Bis zum Freitag ging man im Vatikan und im übrigen Rom davon aus, eines der Hauptprobleme des außerordentlichen Heiligen Jahres seien der zum Teil dramatisch schlechte Zustand der Straßen, der Bürgersteige, der öffentlichen Verkehrsmittel und der Müllentsorgung. Doch seit der Serie islamistischer Attentate in Paris fürchtet man jetzt auch um Roms Sicherheit – vor allem während des Jubeljahres. Und deshalb erklärte Innenminister Angelo Alfano am Montag, dass man noch mehr tun werde, um das heilige Jahr sicher zu machen:
"Neben den Soldaten, die zum Einsatz kommen sollen, etwa 5000, werden wir 700 weitere Sicherheitskräfte für Rom zur Verfügung stellen.

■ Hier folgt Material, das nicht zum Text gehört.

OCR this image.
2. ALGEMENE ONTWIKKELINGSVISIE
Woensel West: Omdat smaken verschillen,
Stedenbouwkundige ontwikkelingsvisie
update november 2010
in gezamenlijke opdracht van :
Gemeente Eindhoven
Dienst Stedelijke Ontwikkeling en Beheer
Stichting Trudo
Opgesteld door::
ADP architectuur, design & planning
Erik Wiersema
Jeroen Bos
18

Roms Polizeipräfekt wird sämtliche Sicherheitsdienste koordinieren und diese Zusammenarbeit wird jetzt so bald wie möglich anlaufen."
Sehr zur Freude des Vatikans. Dort verlässt man sich zwar auch auf die hauseigene Gendarmerie, die Schweizer Garde und den vatikanischen Geheimdienst, aber eben vor allem auf die Vielzahl von Polizisten und Soldaten, die Italien zur Verfügung stellen wird. Deshalb, erklärte am Sonntag Padre Federico Lombardi, offizieller Sprecher von Papst Franziskus, sehe er keinen Grund, auf das Heilige Jahr zu verzichten. Dass sich der Medienmann des Papstes zu diesem Thema ganz offiziell äußerte, zeigt, dass es im Kirchenstaat in Sachen Jubeljahr das Bedürfnis gibt, ein klares Wort zu sprechen – um jene Stimmen innerhalb der katholischen Kirche zum Schweigen zu bringen, die seit vergangenem Samstag nicht nur hinter vorgehaltener Hand fordern, das Heilige Jahr abzusagen.
So bekam Franziskus am Sonntag zu dieser Frage einen Brief von Padre Antonio Rungi. Der katholische Theologe wird vom Papst für seine Meinungen hoch geschätzt. Rungi bat Franziskus in seinem Brief ganz offen darum, das Heilige Jahr in seiner bisherigen Form nicht stattfinden zu lassen:
"Nach langem Nachdenken bin ich zu der Überzeugung gekommen, dass man angesichts der aktuellen Gefahren die Form des Heiligen Jahres überdenken sollte. Das Jubeljahr soll ja nicht ausfallen. Im Gegenteil, es soll ganz normal stattfinden, aber ohne dass es dafür notwendig ist, nach Rom zu pilgern."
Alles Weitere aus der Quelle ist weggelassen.